Ireland's economy must hit the floor before it can recover. Booms can only be corrected by busts. Striving to suspend an artificial sky will not succeed. This is stunde null, or zero hour, for Ireland. The clock must start again in the same way it did for Germany in May 1945.


We must confront the reality that almost no property is worth more than €150,000 in Ireland; that almost no public servants can justify a salary greater than, say, €50,000 a year and that almost no public-service pensioners can justify a pension greater than, say, €25,000 a year. No public representative should receive any pension from the public purse. They should fund their own pensions privately.


The public-service unions should retreat gracefully, gradually and cleverly from their expected benefits rather than risk defeat for their members – their employer is as insolvent as any private-sector one. Alas, but were they so wise.
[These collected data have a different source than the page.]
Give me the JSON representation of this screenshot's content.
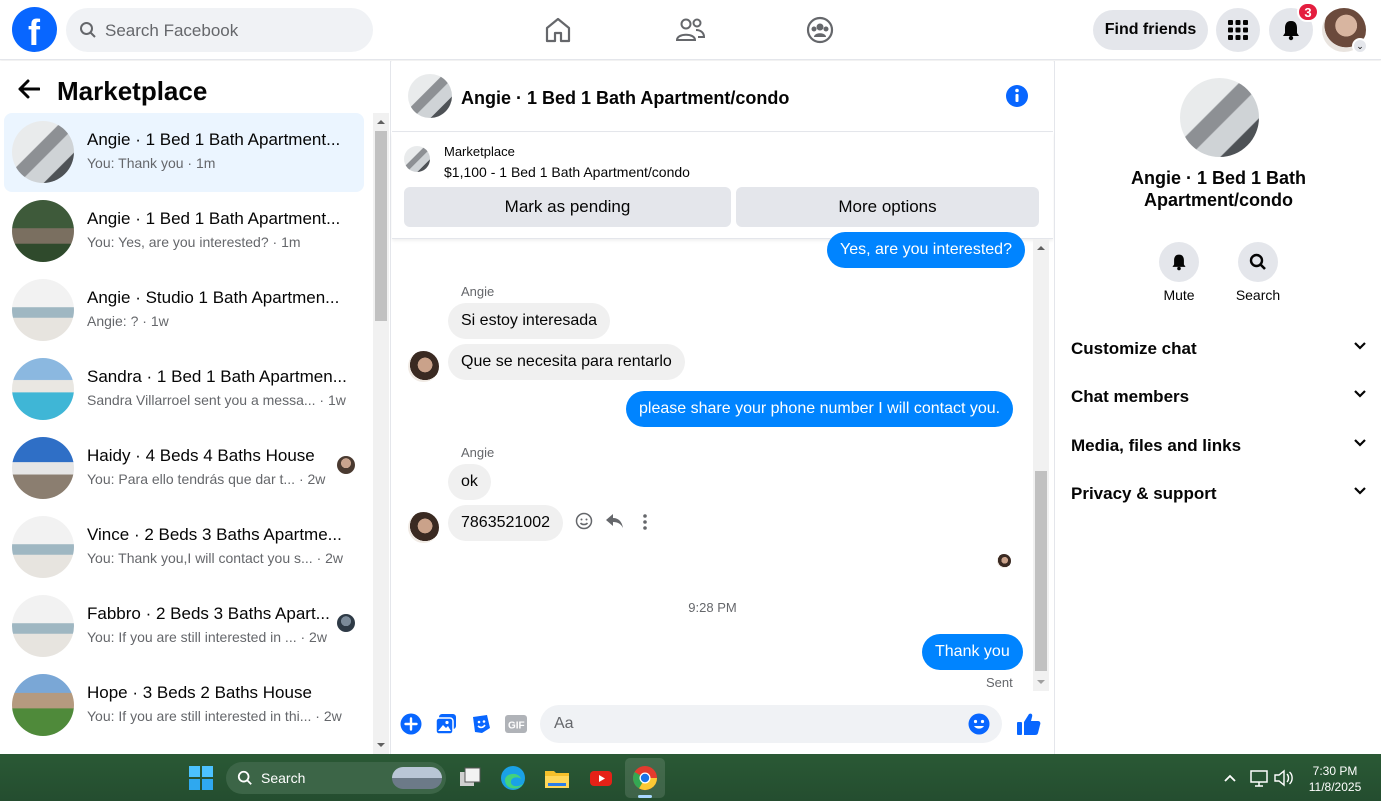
{
  "topbar": {
    "search_placeholder": "Search Facebook",
    "find_friends_label": "Find friends",
    "notification_count": "3",
    "brand_color": "#0866ff"
  },
  "left_panel": {
    "title": "Marketplace",
    "conversations": [
      {
        "title": "Angie · 1 Bed 1 Bath Apartment...",
        "subtitle": "You: Thank you · 1m",
        "active": true
      },
      {
        "title": "Angie · 1 Bed 1 Bath Apartment...",
        "subtitle": "You: Yes, are you interested? · 1m"
      },
      {
        "title": "Angie · Studio 1 Bath Apartmen...",
        "subtitle": "Angie: ? · 1w"
      },
      {
        "title": "Sandra · 1 Bed 1 Bath Apartmen...",
        "subtitle": "Sandra Villarroel sent you a messa... · 1w"
      },
      {
        "title": "Haidy · 4 Beds 4 Baths House",
        "subtitle": "You: Para ello tendrás que dar t... · 2w",
        "read_avatar": true
      },
      {
        "title": "Vince · 2 Beds 3 Baths Apartme...",
        "subtitle": "You: Thank you,I will contact you s... · 2w"
      },
      {
        "title": "Fabbro · 2 Beds 3 Baths Apart...",
        "subtitle": "You: If you are still interested in ... · 2w",
        "read_avatar": true
      },
      {
        "title": "Hope · 3 Beds 2 Baths House",
        "subtitle": "You: If you are still interested in thi... · 2w"
      }
    ]
  },
  "chat": {
    "title": "Angie · 1 Bed 1 Bath Apartment/condo",
    "marketplace_label": "Marketplace",
    "listing": "$1,100 - 1 Bed 1 Bath Apartment/condo",
    "mark_pending_label": "Mark as pending",
    "more_options_label": "More options",
    "messages": {
      "m1": "Yes, are you interested?",
      "sender1": "Angie",
      "m2": "Si estoy interesada",
      "m3": "Que se necesita para rentarlo",
      "m4": "please share your phone number I will contact you.",
      "sender2": "Angie",
      "m5": "ok",
      "m6": "7863521002",
      "timestamp": "9:28 PM",
      "m7": "Thank you",
      "status": "Sent"
    },
    "composer_placeholder": "Aa"
  },
  "details": {
    "name": "Angie · 1 Bed 1 Bath Apartment/condo",
    "mute_label": "Mute",
    "search_label": "Search",
    "sections": [
      "Customize chat",
      "Chat members",
      "Media, files and links",
      "Privacy & support"
    ]
  },
  "taskbar": {
    "search_label": "Search",
    "time": "7:30 PM",
    "date": "11/8/2025"
  }
}
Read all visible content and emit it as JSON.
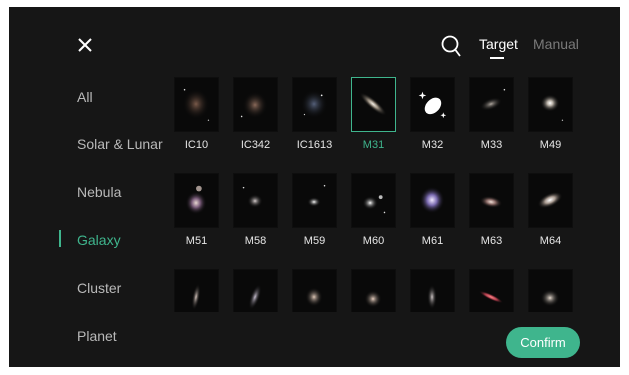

Meanwhile, Enda Kenny is wrong as usual. It doesn't require 10 years to fix the economy. It only requires 10 minutes by following three steps: reduce government, reduce taxes and reduce trade unions. Real resolute recovery would resume very rapidly afterwards.


We can live comfortably on €30bn a year. Our budget was bloated following the abundant years. We spend €1bn a year teaching Irish when banning it would be more effective in reviving it. To expect much of a collective future when we are borrowing €6,000 a second is absolutely delusional. While it appears the IMF/ECB will shortly resolve this conceit for us, as of today we still retain the freedom to rescue ourselves and to create a realistic, worthy and moral future for our young folk.